In this paper, we present an isogeometric analysis for studying the dynamical behavior of inextensible vesicles under an external fluid flow with inertial forces. We consider a phase-field model Aland, et al. (2014) for the coupled fluid–vesicle problem which enforces global area and volume constraints using a Lagrange multiplier method and employs an extra equation for enforcing local inextensibility condition. Full Navier–Stokes equations are considered and their finite element formulation is presented based on a residual-based variational multiscale method while a standard Galerkin finite element framework is employed for the rest of partial differential equations in the model. We solve the system of PDEs using an implicit, monolithic scheme based on the generalized-$\alpha$ time integration method. Compared to the system of equations considered in Aland, et al. (2014), we reduce the number of equations to be solved by leveraging high continuity of NURBS functions. We also extend the algorithm of the phase-field method to three-dimensional problems. A number of two-dimensional numerical examples which model the dynamics of a vesicle in a quiescent fluid, in a shear flow, and in plane Poiseuille flow with and without obstructions are studied. The resistive immersed surface method is employed for dealing with obstructions. We also consider a 3D example where we study the dynamics of a vesicle in a constricted channel which resembles the situation that a vesicle experiences in a stenosed microchannel.

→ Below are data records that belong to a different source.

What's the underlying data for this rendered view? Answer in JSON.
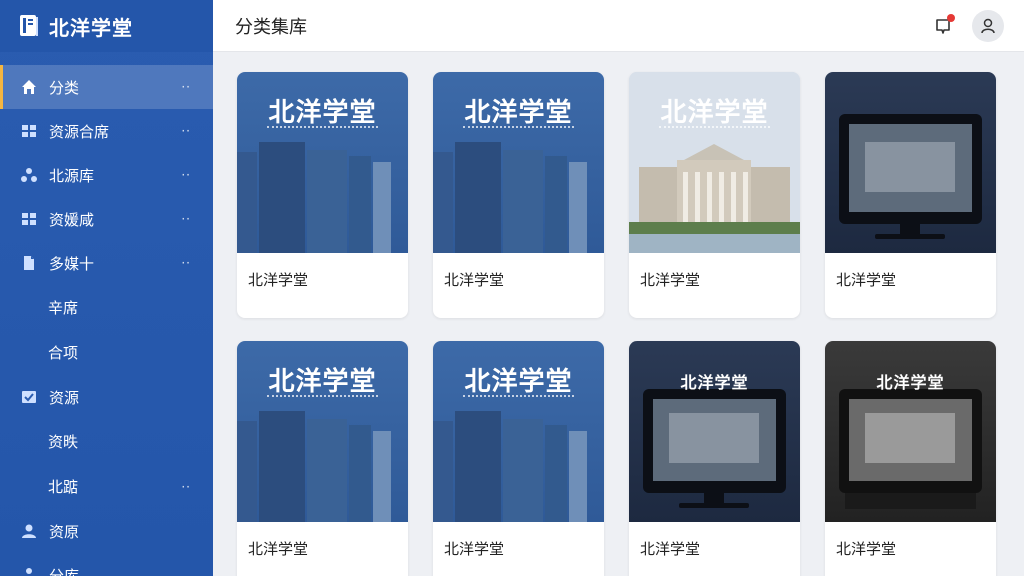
{
  "app": {
    "title": "北洋学堂"
  },
  "header": {
    "title": "分类集库"
  },
  "colors": {
    "sidebar": "#2a5cb0",
    "accent": "#f5b641",
    "badge": "#e53935"
  },
  "sidebar": {
    "items": [
      {
        "label": "分类",
        "icon": "home-icon",
        "active": true,
        "dots": "··"
      },
      {
        "label": "资源合席",
        "icon": "grid-icon",
        "dots": "··"
      },
      {
        "label": "北源库",
        "icon": "cluster-icon",
        "dots": "··"
      },
      {
        "label": "资媛咸",
        "icon": "grid-icon",
        "dots": "··"
      },
      {
        "label": "多媒十",
        "icon": "document-icon",
        "dots": "··"
      },
      {
        "label": "辛席",
        "sub": true
      },
      {
        "label": "合项",
        "sub": true
      },
      {
        "label": "资源",
        "icon": "checklist-icon"
      },
      {
        "label": "资昳",
        "sub": true
      },
      {
        "label": "北踮",
        "sub": true,
        "dots": "··"
      },
      {
        "label": "资原",
        "icon": "users-icon"
      },
      {
        "label": "分库",
        "icon": "cluster-icon"
      }
    ]
  },
  "cards": [
    {
      "label": "北洋学堂",
      "thumb_type": "books",
      "thumb_text": "北洋学堂"
    },
    {
      "label": "北洋学堂",
      "thumb_type": "books",
      "thumb_text": "北洋学堂"
    },
    {
      "label": "北洋学堂",
      "thumb_type": "building",
      "thumb_text": "北洋学堂"
    },
    {
      "label": "北洋学堂",
      "thumb_type": "monitor",
      "thumb_text": ""
    },
    {
      "label": "北洋学堂",
      "thumb_type": "books",
      "thumb_text": "北洋学堂"
    },
    {
      "label": "北洋学堂",
      "thumb_type": "books",
      "thumb_text": "北洋学堂"
    },
    {
      "label": "北洋学堂",
      "thumb_type": "monitor",
      "thumb_text": "北洋学堂"
    },
    {
      "label": "北洋学堂",
      "thumb_type": "monitor-dark",
      "thumb_text": "北洋学堂"
    }
  ]
}
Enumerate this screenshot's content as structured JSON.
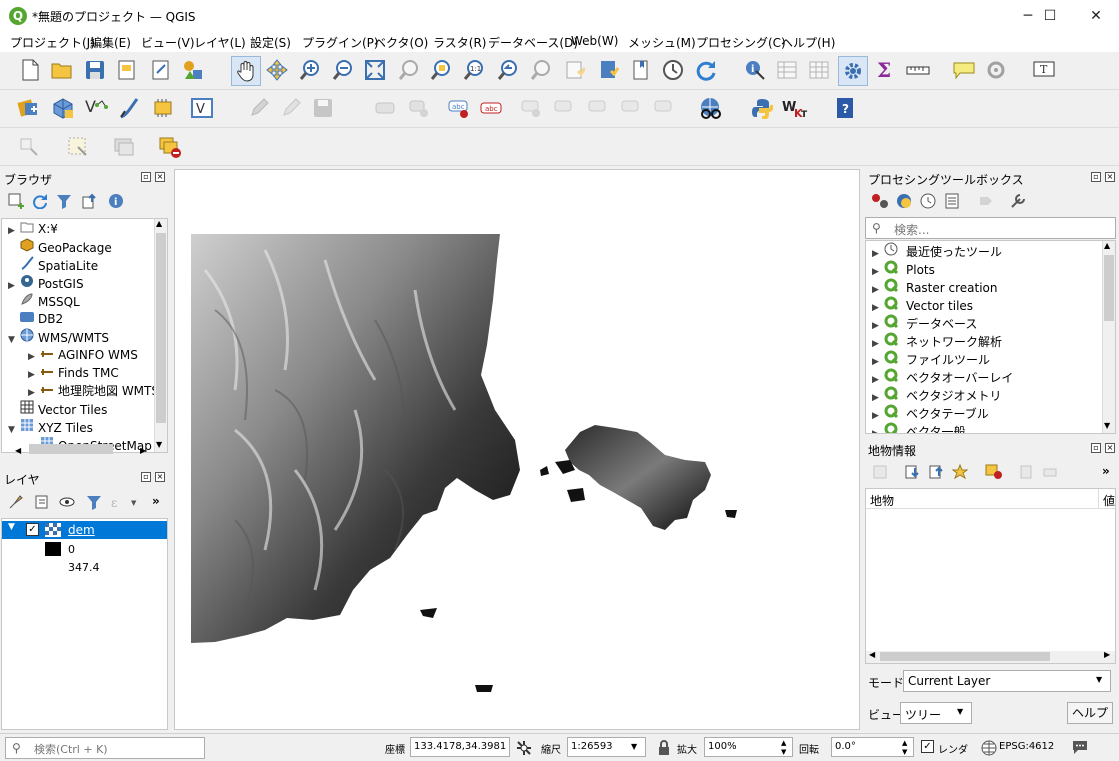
{
  "window": {
    "title": "*無題のプロジェクト — QGIS",
    "minimize": "─",
    "maximize": "☐",
    "close": "✕"
  },
  "menu": [
    "プロジェクト(J)",
    "編集(E)",
    "ビュー(V)",
    "レイヤ(L)",
    "設定(S)",
    "プラグイン(P)",
    "ベクタ(O)",
    "ラスタ(R)",
    "データベース(D)",
    "Web(W)",
    "メッシュ(M)",
    "プロセシング(C)",
    "ヘルプ(H)"
  ],
  "browser": {
    "title": "ブラウザ",
    "items": [
      {
        "label": "X:¥",
        "icon": "folder-icon"
      },
      {
        "label": "GeoPackage",
        "icon": "geopackage-icon"
      },
      {
        "label": "SpatiaLite",
        "icon": "spatialite-icon"
      },
      {
        "label": "PostGIS",
        "icon": "postgis-icon"
      },
      {
        "label": "MSSQL",
        "icon": "mssql-icon"
      },
      {
        "label": "DB2",
        "icon": "db2-icon"
      },
      {
        "label": "WMS/WMTS",
        "icon": "wms-icon"
      },
      {
        "label": "AGINFO WMS",
        "icon": "wms-connection-icon"
      },
      {
        "label": "Finds TMC",
        "icon": "wms-connection-icon"
      },
      {
        "label": "地理院地図 WMTS",
        "icon": "wms-connection-icon"
      },
      {
        "label": "Vector Tiles",
        "icon": "vector-tiles-icon"
      },
      {
        "label": "XYZ Tiles",
        "icon": "xyz-tiles-icon"
      },
      {
        "label": "OpenStreetMap",
        "icon": "xyz-tiles-icon"
      }
    ]
  },
  "layers": {
    "title": "レイヤ",
    "layer_name": "dem",
    "legend_min": "0",
    "legend_max": "347.4"
  },
  "processing": {
    "title": "プロセシングツールボックス",
    "search_placeholder": "検索...",
    "items": [
      "最近使ったツール",
      "Plots",
      "Raster creation",
      "Vector tiles",
      "データベース",
      "ネットワーク解析",
      "ファイルツール",
      "ベクタオーバーレイ",
      "ベクタジオメトリ",
      "ベクタテーブル",
      "ベクタ一般"
    ]
  },
  "identify": {
    "title": "地物情報",
    "col_feature": "地物",
    "col_value": "値",
    "mode_label": "モード",
    "mode_value": "Current Layer",
    "view_label": "ビュー",
    "view_value": "ツリー",
    "help_button": "ヘルプ"
  },
  "status": {
    "search_placeholder": "検索(Ctrl + K)",
    "coord_label": "座標",
    "coord_value": "133.4178,34.3981",
    "scale_label": "縮尺",
    "scale_value": "1:26593",
    "magnifier_label": "拡大",
    "magnifier_value": "100%",
    "rotation_label": "回転",
    "rotation_value": "0.0°",
    "render_label": "レンダ",
    "crs": "EPSG:4612"
  },
  "colors": {
    "accent": "#0078d7",
    "qgis_green": "#55a630",
    "selection": "#0078d7"
  }
}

在本文中，我们提出了一种等几何分析，用于研究在具有惯性力的外部流体流动下不可伸展囊泡的动力学行为。我们考虑 Aland 等人的相场模型。(2014) 用于耦合流体 - 囊泡问题，该问题使用拉格朗日乘数方法强制执行全局面积和体积约束，并使用额外的方程来强制执行局部不可扩展条件。考虑了完整的 Navier-Stokes 方程，它们的有限元公式是基于基于残差的变分多尺度方法提出的，而模型中其余的偏微分方程采用标准 Galerkin 有限元框架。我们使用基于广义的隐式整体方案求解 PDE 系统$\alpha$时间积分法。与 Aland 等人考虑的方程组相比。(2014)，我们通过利用 NURBS 函数的高度连续性来减少要求解的方程的数量。我们还将相场法的算法扩展到三维问题。研究了许多二维数值示例，这些示例模拟了在有障碍物和无障碍物的情况下囊泡在静止流体、剪切流和平面 Poiseuille 流中的动力学。采用电阻浸入面法处理障碍物。我们还考虑了一个 3D 示例，在该示例中，我们研究了狭窄通道中囊泡的动力学，类似于囊泡在狭窄微通道中经历的情况。